Let
$\displaystyle f(x)=\begin{cases} \frac{1}{n}, & \text{if }x=\frac{m}{n},m,n\in\mathbb{N}\text{ and m and n has no common divisor} \\ 0, & \text{otherwise} \end{cases}$
Show $f\in R[0,1]$.
How to find a partition $P_\epsilon$ such that $U(P_\epsilon,f)-L(P_\epsilon,f)<\epsilon$ for all $\epsilon>0$?
$L(P_\epsilon,f)=0$, so only need to consider $U(P_\epsilon,f)$.
Hint. A bounded function $f:[a,b]\to\mathbb R$ is Riemann integrable iff for every $\varepsilon>0$, here exists a partition $P$ of $[a,b]$, such that $$ U(f,P)-L(f,P)<\varepsilon. $$ In the case of this function $L(f,P)=0$, for all $P$ of $[0,1]$. Given an $\varepsilon>0$, we simply need to find a partition $P$ of $[0,1]$ for which $U(f,P)<\varepsilon$.
Clearly, there are only finitely many points $\{x_k\}$ in $[0,1]$, where $$ f(x_k)>\frac{\varepsilon}{2}. $$ Say $N=N(\varepsilon)$ such point. Simply take a partition, where all these $x_k$'s lie in very small subintervals $[t_{k_1},t_{k_2}]$, i.e., $$ t_{k_1}=x_k-\delta<x_k<x_k+\delta=t_{k_2}, $$ with $\delta<\varepsilon/2N$.
Then check that for this partition $U(f,P)<\varepsilon$.
You can avoid using any partition. Show that $f$ is continuous at the irrationals and discontinuous at all the rationals. Then $f$ is a function with countable number of discontinuities and hence is Riemann Integrable see this Proof that a function with a countable set of discontinuities is Riemann integrable without the notion of measure.
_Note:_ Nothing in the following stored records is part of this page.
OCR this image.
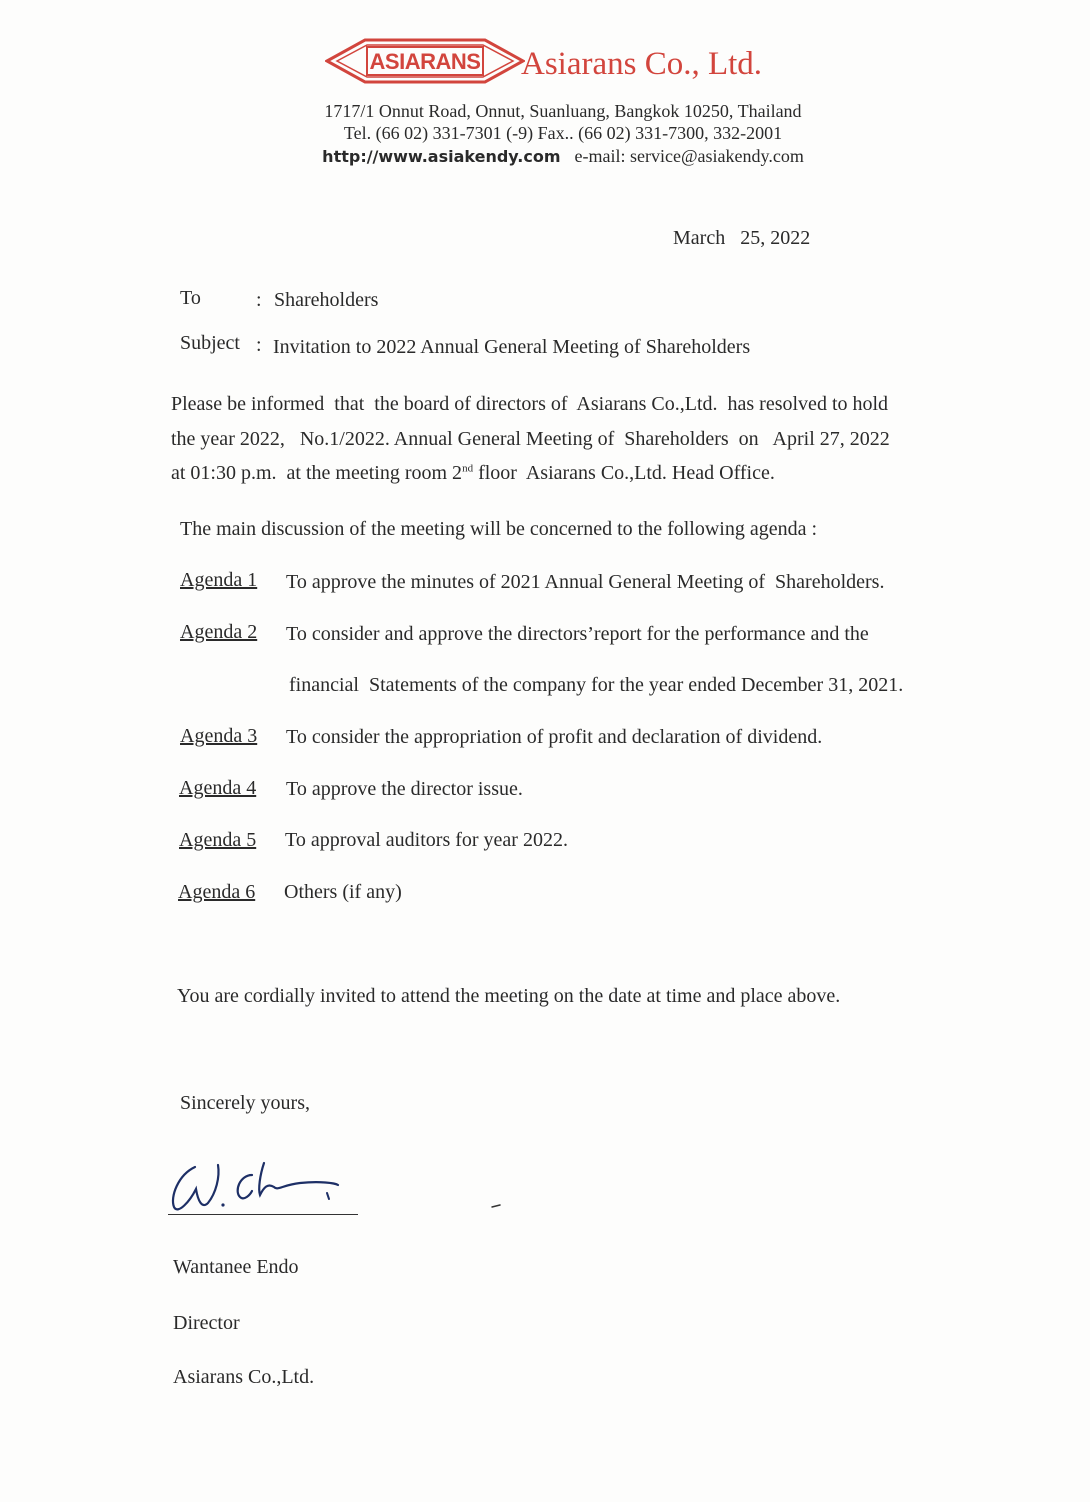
ASIARANS Asiarans Co., Ltd.
1717/1 Onnut Road, Onnut, Suanluang, Bangkok 10250, Thailand
Tel. (66 02) 331-7301 (-9) Fax.. (66 02) 331-7300, 332-2001
http://www.asiakendy.com e-mail: service@asiakendy.com
March   25, 2022
To	: Shareholders
Subject : Invitation to 2022 Annual General Meeting of Shareholders
Please be informed  that  the board of directors of  Asiarans Co.,Ltd.  has resolved to hold
the year 2022,   No.1/2022. Annual General Meeting of  Shareholders  on   April 27, 2022
at 01:30 p.m.  at the meeting room 2nd floor  Asiarans Co.,Ltd. Head Office.
The main discussion of the meeting will be concerned to the following agenda :
Agenda 1 To approve the minutes of 2021 Annual General Meeting of  Shareholders.
Agenda 2 To consider and approve the directors’report for the performance and the
financial  Statements of the company for the year ended December 31, 2021.
Agenda 3 To consider the appropriation of profit and declaration of dividend.
Agenda 4 To approve the director issue.
Agenda 5 To approval auditors for year 2022.
Agenda 6 Others (if any)
You are cordially invited to attend the meeting on the date at time and place above.
Sincerely yours,
Wantanee Endo
Director
Asiarans Co.,Ltd.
Take the intervals between the points in $\frac{1}{n!}ℤ ∩ [0..1]$. Any rational between $\frac{k}{n!}$ and $\frac{k+1}{n!}$ for any $k ∈ ℤ$ must have denominator greater than $n$ (you can expand any fraction with denominater $n$ or less to a fraction with denominator $n!$, so any such fraction is already in $\frac{1}{n!}ℤ$). This means that in each open interval between points in $\frac{1}{n!}ℤ∩[0..1]$, $\sup f$ is less than $1/n$.